On Thu, 13 Apr 2023 at 03:00, Alexandr Nikulin
<alexandr.s.niku...@gmail.com> wrote:
> explain analyze select * from ids join test_part on ids.id=test_part.id where
> ascii(ids.name)=ascii('best case');
> explain analyze select * from ids join test_part on ids.id=test_part.id where
> ascii(ids.name)=ascii('worst case');
>
> The average results on my machine are as follows:
>
> | vanila postgres | patched postgres
> best case | 2286 ms | 1924 ms
> worst case | 2278 ms | 2360 ms
>
> So far I haven't refactored the patch as per David's advice. I just want to
> understand if we need such an optimization?
My thoughts are that the worst-case numbers are not exactly great. I
very much imagine that with average cases, it's much more likely than
not that the parameter values from the nested loop's next outer row
will be different than it is that it'll be the same.
Let's say, roughly your numbers show a 20% speedup for the best case,
and a 4% slowdown for the worst case, for us to break even with this
patch as it is, the parameter value would have to be the same around 1
out of 5 times. That does not seem like good odds to bet on given
we're likely working with data types that allow billions of distinct
values.
I think if you really wanted to make this work, then you'd need to get
the planner on board with making the decision on if this should be
done or not based on the n_distinct estimates from the outer side of
the join. Either that or some heuristic in the executor that tries
for a while and gives up if the parameter value changes too often.

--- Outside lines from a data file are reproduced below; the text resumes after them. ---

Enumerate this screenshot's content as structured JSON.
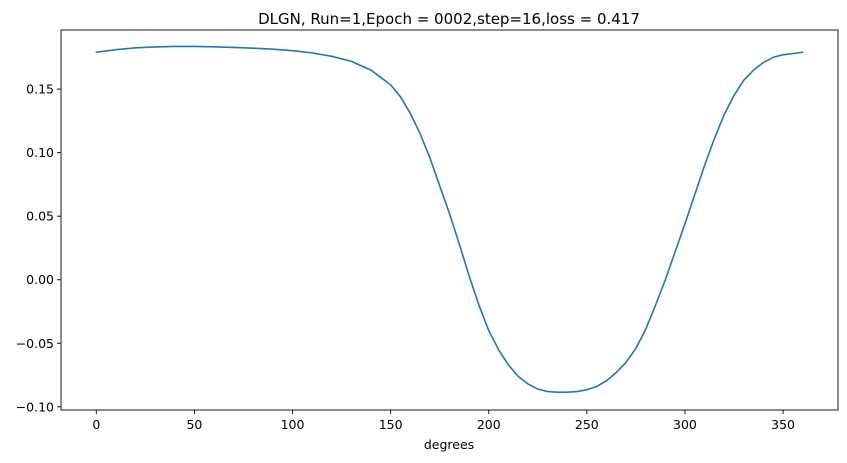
{
  "chart_data": {
    "type": "line",
    "title": "DLGN, Run=1,Epoch = 0002,step=16,loss = 0.417",
    "xlabel": "degrees",
    "ylabel": "",
    "xlim": [
      -18,
      378
    ],
    "ylim": [
      -0.1025,
      0.1965
    ],
    "xticks": [
      0,
      50,
      100,
      150,
      200,
      250,
      300,
      350
    ],
    "xtick_labels": [
      "0",
      "50",
      "100",
      "150",
      "200",
      "250",
      "300",
      "350"
    ],
    "yticks": [
      0.15,
      0.1,
      0.05,
      0.0,
      -0.05,
      -0.1
    ],
    "ytick_labels": [
      "0.15",
      "0.10",
      "0.05",
      "0.00",
      "−0.05",
      "−0.10"
    ],
    "grid": false,
    "series": [
      {
        "color": "#1f77b4",
        "x": [
          0,
          10,
          20,
          30,
          40,
          50,
          60,
          70,
          80,
          90,
          100,
          110,
          120,
          130,
          140,
          150,
          155,
          160,
          165,
          170,
          175,
          180,
          185,
          190,
          195,
          200,
          205,
          210,
          215,
          220,
          225,
          230,
          235,
          240,
          245,
          250,
          255,
          260,
          265,
          270,
          275,
          280,
          285,
          290,
          295,
          300,
          305,
          310,
          315,
          320,
          325,
          330,
          335,
          340,
          345,
          350,
          355,
          360
        ],
        "y": [
          0.179,
          0.181,
          0.1825,
          0.1832,
          0.1836,
          0.1836,
          0.1833,
          0.1828,
          0.1822,
          0.1814,
          0.1802,
          0.1785,
          0.1758,
          0.1718,
          0.1649,
          0.1533,
          0.144,
          0.131,
          0.115,
          0.096,
          0.074,
          0.052,
          0.028,
          0.003,
          -0.02,
          -0.04,
          -0.055,
          -0.067,
          -0.076,
          -0.082,
          -0.086,
          -0.088,
          -0.0885,
          -0.0885,
          -0.088,
          -0.0865,
          -0.084,
          -0.0795,
          -0.073,
          -0.065,
          -0.054,
          -0.039,
          -0.02,
          0.0,
          0.022,
          0.044,
          0.067,
          0.09,
          0.111,
          0.13,
          0.145,
          0.157,
          0.165,
          0.171,
          0.175,
          0.177,
          0.178,
          0.179
        ]
      }
    ]
  }
}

Some code was added in 3592e0ff9 that uses a heuristics approach to
solving this problem by only enabling the optimisation if we hit the
same partition at least 16 times and switches it off again as soon as
the datum no longer matches the cached partition. I'm not quite sure
how the same could be made to work here as with 3592e0ff9. A tuple
only belongs to a single partition and we can very cheaply check if
this partition is the same as the last one by checking if the
partition index matches. With this case, since we're running a query,
many partitions can remain after partition pruning runs, and checking
that some large number of partitions match some other large number of
partitions is not going to be as cheap as checking just two partitions
match. Bitmapsets can help here, but they'll just never be as fast as
checking two ints match.
In short, I think you're going to have to come up with something very
crafty here to reduce the overhead worst case. Whatever it is will
need to be neat and self-contained, perhaps in execPartition.c. It
just does not seem good to have logic related to partition pruning
inside nodeNestloop.c.
I'm going to mark this as waiting on author in the CF app. It might be
better if you withdraw it and resubmit when you have a patch that
addresses the worst-case regression issue.
David